O QUE AMEAÇA AS CONTAS PÚBLICAS NÃO É A REPOSIÇÃO DE RENDIMENTOS. O MAIOR RISCO É OUTRO. É A BANCA. OS DADOS ESTÃO A FALAR CONNOSCO
O sistema bancário existe, entre outras coisas, para melhorar o funcionamento da economia, e não existe, de todo, para ser um entrave ao funcionamento da mesma e um risco apreciável para as contas públicas. Infelizmente é isso que temos visto, com o contribuinte sucessivamente chamado a dar garantias, a realizar nacionalizações ou a suportar resoluções. Terá o inferno terminado?
Dados do Banco de Portugal, do início deste ano, permitem uma fotografia preocupante.
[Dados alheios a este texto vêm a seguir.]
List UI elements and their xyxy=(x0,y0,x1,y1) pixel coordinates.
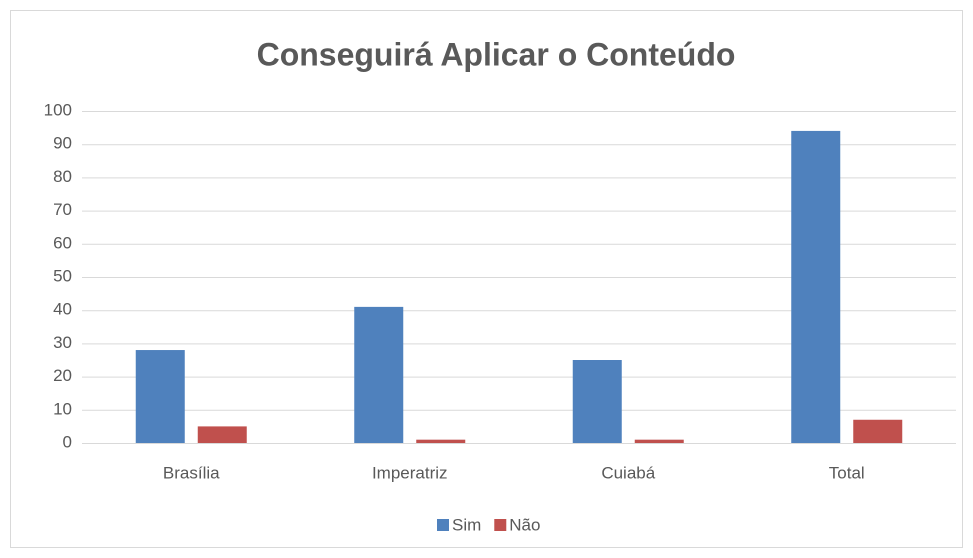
y-tick-label: 70 xyxy=(53,200,72,219)
bar xyxy=(354,306,404,443)
y-tick-label: 50 xyxy=(53,266,72,285)
x-tick-label: Total xyxy=(829,463,865,482)
chart-title: Conseguirá Aplicar o Conteúdo xyxy=(257,36,736,72)
y-tick-label: 100 xyxy=(44,100,72,119)
bar xyxy=(135,350,185,443)
y-tick-label: 20 xyxy=(53,366,72,385)
legend-label: Não xyxy=(509,515,540,534)
bar xyxy=(197,426,247,443)
y-tick-label: 80 xyxy=(53,167,72,186)
y-tick-label: 60 xyxy=(53,233,72,252)
bar xyxy=(853,419,903,443)
bar xyxy=(791,130,841,444)
x-tick-label: Brasília xyxy=(163,463,220,482)
y-tick-label: 40 xyxy=(53,300,72,319)
x-tick-label: Cuiabá xyxy=(601,463,655,482)
y-tick-label: 10 xyxy=(53,399,72,418)
legend-swatch xyxy=(437,519,449,531)
legend-swatch xyxy=(494,519,507,531)
y-tick-label: 0 xyxy=(63,432,72,451)
bar xyxy=(572,360,622,443)
bar xyxy=(634,439,684,443)
bar xyxy=(416,439,466,443)
y-tick-label: 90 xyxy=(53,134,72,153)
legend-label: Sim xyxy=(452,515,481,534)
x-tick-label: Imperatriz xyxy=(372,463,448,482)
y-tick-label: 30 xyxy=(53,333,72,352)
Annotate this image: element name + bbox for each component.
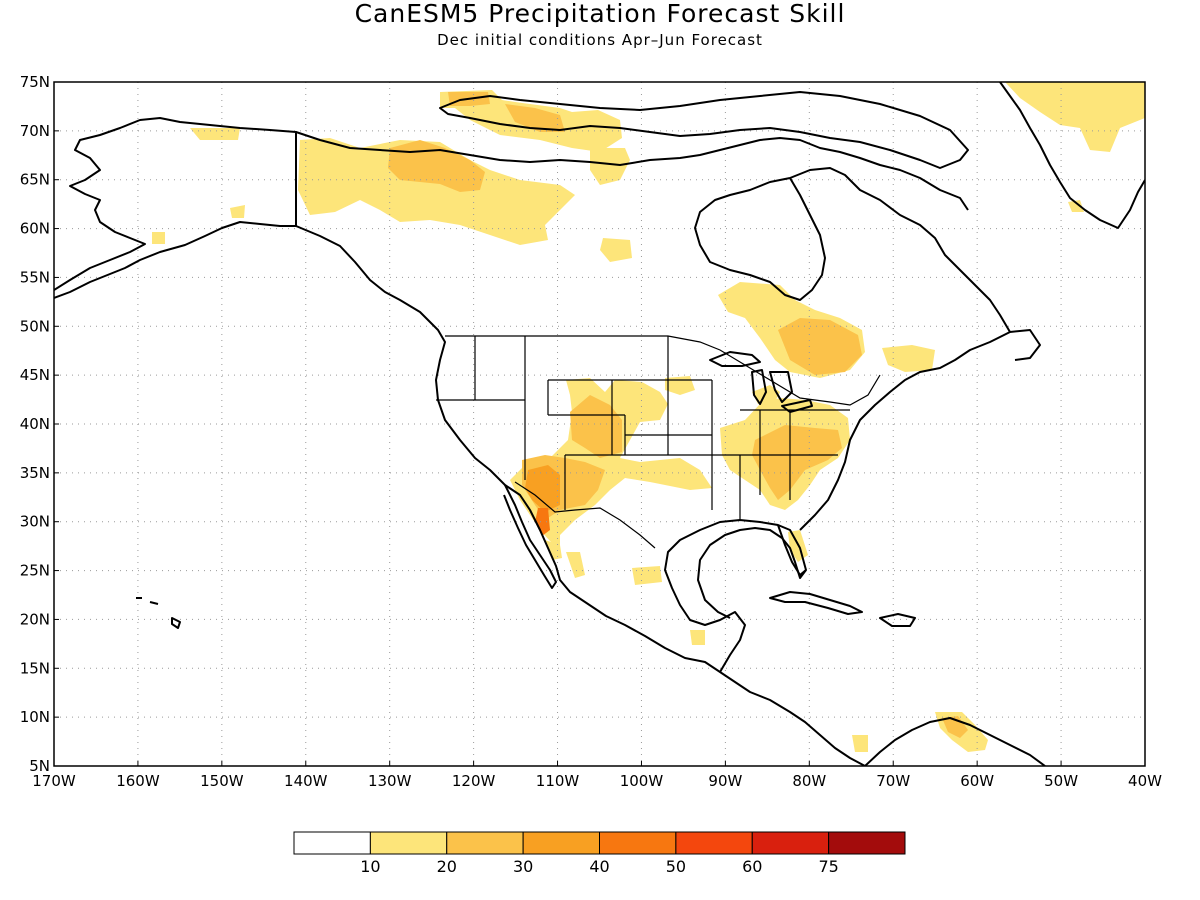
- skill-region-colorado: [570, 395, 622, 458]
- skill-region-alaska-south: [230, 205, 245, 218]
- longitude-tick-label: 80W: [792, 772, 826, 790]
- longitude-tick-label: 160W: [116, 772, 160, 790]
- longitude-tick-label: 150W: [200, 772, 244, 790]
- longitude-tick-label: 130W: [368, 772, 412, 790]
- colorbar-swatch: [369, 831, 448, 855]
- colorbar-tick-label: 10: [360, 857, 380, 876]
- coastline-greenland: [999, 82, 1145, 229]
- latitude-labels: 5N 10N 15N 20N 25N 30N 35N 40N 45N 50N 55N 60N 65N 70…: [20, 73, 59, 775]
- skill-region-alaska-west: [152, 232, 165, 244]
- skill-region-alaska-north: [190, 128, 240, 140]
- skill-region-gulf: [632, 566, 662, 585]
- colorbar-swatch: [599, 831, 677, 855]
- colorbar-tick-label: 75: [818, 857, 838, 876]
- latitude-tick-label: 70N: [20, 122, 50, 140]
- latitude-tick-label: 55N: [20, 268, 50, 286]
- coastline-atlantic-east: [799, 329, 1041, 531]
- longitude-tick-label: 110W: [536, 772, 580, 790]
- colorbar-swatch: [446, 831, 524, 855]
- longitude-tick-label: 140W: [284, 772, 328, 790]
- coastline-lake-superior: [709, 351, 761, 367]
- coastline-lake-michigan: [751, 369, 767, 405]
- latitude-tick-label: 15N: [20, 659, 50, 677]
- skill-region-maritimes: [882, 345, 935, 372]
- latitude-tick-label: 25N: [20, 562, 50, 580]
- lat-lon-grid: [54, 82, 1145, 766]
- skill-region-greenland-south: [1068, 200, 1084, 212]
- coastline-lake-huron: [769, 371, 793, 403]
- coastline-hawaii: [136, 597, 181, 629]
- skill-region-colombia: [852, 735, 868, 752]
- longitude-tick-label: 90W: [708, 772, 742, 790]
- latitude-tick-label: 5N: [29, 757, 50, 775]
- state-lines: [436, 336, 850, 520]
- longitude-tick-label: 50W: [1044, 772, 1078, 790]
- longitude-tick-label: 170W: [32, 772, 76, 790]
- colorbar-swatch: [675, 831, 753, 855]
- skill-region-great-bear: [388, 140, 485, 192]
- coastline-florida: [777, 524, 807, 576]
- colorbar-swatch: [751, 831, 830, 855]
- colorbar-swatch: [293, 831, 371, 855]
- skill-region-yucatan: [690, 630, 705, 645]
- map-title: CanESM5 Precipitation Forecast Skill: [355, 0, 846, 28]
- coastline-hudson-bay: [694, 177, 826, 301]
- coastline-cuba: [769, 591, 863, 615]
- latitude-tick-label: 50N: [20, 317, 50, 335]
- skill-region-plains-north: [665, 376, 695, 395]
- colorbar-swatch: [828, 831, 906, 855]
- map-area: [54, 82, 1145, 766]
- coastline-labrador: [789, 167, 1011, 333]
- skill-region-great-lakes: [752, 385, 780, 404]
- skill-region-appalachia: [752, 425, 842, 500]
- border-us-mexico: [514, 481, 656, 549]
- longitude-tick-label: 70W: [876, 772, 910, 790]
- colorbar-tick-label: 30: [513, 857, 533, 876]
- skill-region-yukon-nwt: [298, 138, 575, 245]
- colorbar: 10 20 30 40 50 60 75: [293, 831, 906, 876]
- coastline-arctic-islands: [439, 91, 969, 169]
- map-subtitle: Dec initial conditions Apr–Jun Forecast: [437, 31, 763, 49]
- coastline-gulf-east: [864, 717, 1046, 766]
- coastline-arctic-mainland: [295, 131, 969, 211]
- latitude-tick-label: 30N: [20, 513, 50, 531]
- latitude-tick-label: 35N: [20, 464, 50, 482]
- longitude-tick-label: 60W: [960, 772, 994, 790]
- latitude-tick-label: 65N: [20, 171, 50, 189]
- colorbar-tick-label: 50: [666, 857, 686, 876]
- colorbar-tick-label: 40: [589, 857, 609, 876]
- colorbar-tick-label: 20: [437, 857, 457, 876]
- skill-region-quebec-core: [778, 318, 862, 375]
- coastline-alaska: [54, 117, 297, 299]
- longitude-tick-label: 40W: [1128, 772, 1162, 790]
- skill-region-banks-island: [505, 104, 565, 132]
- skill-region-hudson-west: [600, 238, 632, 262]
- latitude-tick-label: 60N: [20, 220, 50, 238]
- skill-region-arizona: [525, 465, 560, 512]
- skill-region-greenland: [1005, 82, 1145, 152]
- longitude-tick-label: 100W: [620, 772, 664, 790]
- colorbar-swatch: [522, 831, 600, 855]
- latitude-tick-label: 75N: [20, 73, 50, 91]
- skill-region-sierra-madre: [566, 552, 585, 578]
- political-borders: [295, 132, 881, 549]
- longitude-tick-label: 120W: [452, 772, 496, 790]
- coastline-baja: [503, 484, 557, 589]
- coastline-hispaniola: [879, 613, 916, 627]
- latitude-tick-label: 40N: [20, 415, 50, 433]
- latitude-tick-label: 10N: [20, 708, 50, 726]
- latitude-tick-label: 45N: [20, 366, 50, 384]
- latitude-tick-label: 20N: [20, 610, 50, 628]
- colorbar-tick-label: 60: [742, 857, 762, 876]
- coastline-pacific-west: [295, 225, 866, 766]
- skill-region-nwt-east: [590, 148, 630, 185]
- border-us-canada: [445, 335, 881, 406]
- longitude-labels: 170W 160W 150W 140W 130W 120W 110W 100W 90W 80W 70…: [32, 761, 1162, 790]
- coastlines: [54, 82, 1145, 766]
O crédito malparado aumentou de 3,4% para 8,8% do total do crédito concedido, atingindo uns impressionantes quase 18 mil milhões de euros. Isto depois de anos e anos de apoios à Banca.
Aquele valor agregado obscurece, contudo, dois dados importantes: as famílias portuguesas aguentaram estoicamente a crise continuando a cumprir largamente os seus compromissos, com a taxa de crédito malparado a passar de 2,82% para 4,26% entre 2010 e 2016; e foram as empresas que arrastaram a Banca para uma situação difícil, passando de 4,11% para uns incomportáveis 15,53% no mesmo período.
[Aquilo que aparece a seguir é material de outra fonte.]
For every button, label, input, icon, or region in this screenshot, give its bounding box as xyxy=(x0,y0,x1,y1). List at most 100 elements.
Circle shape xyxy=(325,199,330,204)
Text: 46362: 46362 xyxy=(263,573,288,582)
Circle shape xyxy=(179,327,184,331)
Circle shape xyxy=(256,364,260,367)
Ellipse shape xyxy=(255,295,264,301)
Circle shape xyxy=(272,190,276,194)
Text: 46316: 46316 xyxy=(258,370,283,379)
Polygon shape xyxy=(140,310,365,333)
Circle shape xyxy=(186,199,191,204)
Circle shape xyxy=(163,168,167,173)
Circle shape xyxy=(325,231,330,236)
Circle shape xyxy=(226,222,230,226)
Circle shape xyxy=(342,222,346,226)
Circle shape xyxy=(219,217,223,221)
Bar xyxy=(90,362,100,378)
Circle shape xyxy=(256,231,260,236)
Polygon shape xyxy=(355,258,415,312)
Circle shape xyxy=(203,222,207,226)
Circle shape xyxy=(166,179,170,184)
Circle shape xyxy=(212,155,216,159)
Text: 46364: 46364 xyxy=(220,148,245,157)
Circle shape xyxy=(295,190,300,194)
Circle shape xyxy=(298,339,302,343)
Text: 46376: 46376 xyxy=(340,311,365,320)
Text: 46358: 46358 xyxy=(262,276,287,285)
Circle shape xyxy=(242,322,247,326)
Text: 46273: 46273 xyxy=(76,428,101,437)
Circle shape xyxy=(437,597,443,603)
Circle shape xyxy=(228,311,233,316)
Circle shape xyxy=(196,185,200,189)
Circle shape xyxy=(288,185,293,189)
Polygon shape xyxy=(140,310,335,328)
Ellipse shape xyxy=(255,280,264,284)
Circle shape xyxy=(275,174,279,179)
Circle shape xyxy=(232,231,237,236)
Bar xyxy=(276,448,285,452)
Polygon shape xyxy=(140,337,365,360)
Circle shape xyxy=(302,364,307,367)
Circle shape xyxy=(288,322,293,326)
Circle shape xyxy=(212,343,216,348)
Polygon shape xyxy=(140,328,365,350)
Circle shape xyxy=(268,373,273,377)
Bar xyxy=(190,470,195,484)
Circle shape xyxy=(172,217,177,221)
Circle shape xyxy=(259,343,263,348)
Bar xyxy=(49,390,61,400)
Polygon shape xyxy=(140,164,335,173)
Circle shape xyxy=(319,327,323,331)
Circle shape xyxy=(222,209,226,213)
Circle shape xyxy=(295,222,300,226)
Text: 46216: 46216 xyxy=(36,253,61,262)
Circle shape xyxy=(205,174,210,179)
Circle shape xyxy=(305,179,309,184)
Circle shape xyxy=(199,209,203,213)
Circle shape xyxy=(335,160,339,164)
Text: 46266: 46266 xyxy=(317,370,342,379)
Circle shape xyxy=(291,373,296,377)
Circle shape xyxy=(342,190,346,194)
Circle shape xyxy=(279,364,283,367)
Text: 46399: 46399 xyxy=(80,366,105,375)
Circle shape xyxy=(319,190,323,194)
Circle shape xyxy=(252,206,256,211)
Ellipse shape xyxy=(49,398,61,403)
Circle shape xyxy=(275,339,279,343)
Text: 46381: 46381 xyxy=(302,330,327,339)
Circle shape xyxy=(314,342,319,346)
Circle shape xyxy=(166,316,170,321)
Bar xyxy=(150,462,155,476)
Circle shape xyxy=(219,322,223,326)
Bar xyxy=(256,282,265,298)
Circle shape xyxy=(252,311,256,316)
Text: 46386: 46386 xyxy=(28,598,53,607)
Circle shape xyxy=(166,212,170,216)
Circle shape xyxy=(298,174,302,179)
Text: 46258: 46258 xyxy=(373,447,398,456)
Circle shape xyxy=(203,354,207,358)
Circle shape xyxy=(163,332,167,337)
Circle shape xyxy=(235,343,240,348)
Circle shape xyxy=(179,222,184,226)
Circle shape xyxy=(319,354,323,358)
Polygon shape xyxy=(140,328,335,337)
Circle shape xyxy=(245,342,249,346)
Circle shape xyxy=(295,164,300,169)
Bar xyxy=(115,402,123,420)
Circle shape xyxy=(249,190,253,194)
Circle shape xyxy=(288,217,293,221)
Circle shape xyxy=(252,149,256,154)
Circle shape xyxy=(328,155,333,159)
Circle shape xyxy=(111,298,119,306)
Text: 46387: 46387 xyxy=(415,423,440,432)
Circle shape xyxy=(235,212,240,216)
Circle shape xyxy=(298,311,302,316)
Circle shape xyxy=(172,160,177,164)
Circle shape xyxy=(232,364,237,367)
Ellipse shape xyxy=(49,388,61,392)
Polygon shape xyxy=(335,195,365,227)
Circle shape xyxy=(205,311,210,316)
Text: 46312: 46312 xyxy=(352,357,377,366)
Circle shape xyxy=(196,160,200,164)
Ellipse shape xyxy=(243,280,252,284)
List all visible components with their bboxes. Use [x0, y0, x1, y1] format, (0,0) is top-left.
Destes 15% de crédito malparado, cerca de metade vem de empresas ligadas ao sector da construção e imobiliário. O problema, parece, não é tanto os portugueses que compraram casa própria, como se chegou a dizer, é o facto de os portugueses terem deixado de comprar casa própria deixando as empresas do sector, e os bancos que as financiavam, em maus lençóis.
A exposição dos vários bancos varia, sendo de salientar uma diferença assinalável entre BPI e Santander, num patamar em torno dos 3,5%, e a CGD e o BCP, em torno dos 7,2%. A exceção, para pior, é o Novo Banco, com mais de 14% de crédito malparado. Um número muito preocupante, especialmente tendo em conta que o Banco de Portugal teria feito uma limpeza de balanço antes da resolução.
O que ameaça as contas públicas não é a reposição de rendimentos. Nem sequer é só o fraco crescimento económico. O maior risco é outro. É a Banca. Os dados estão a falar connosco. Se não os ouvem, é altura de uma visita ao otorrino. Urgente!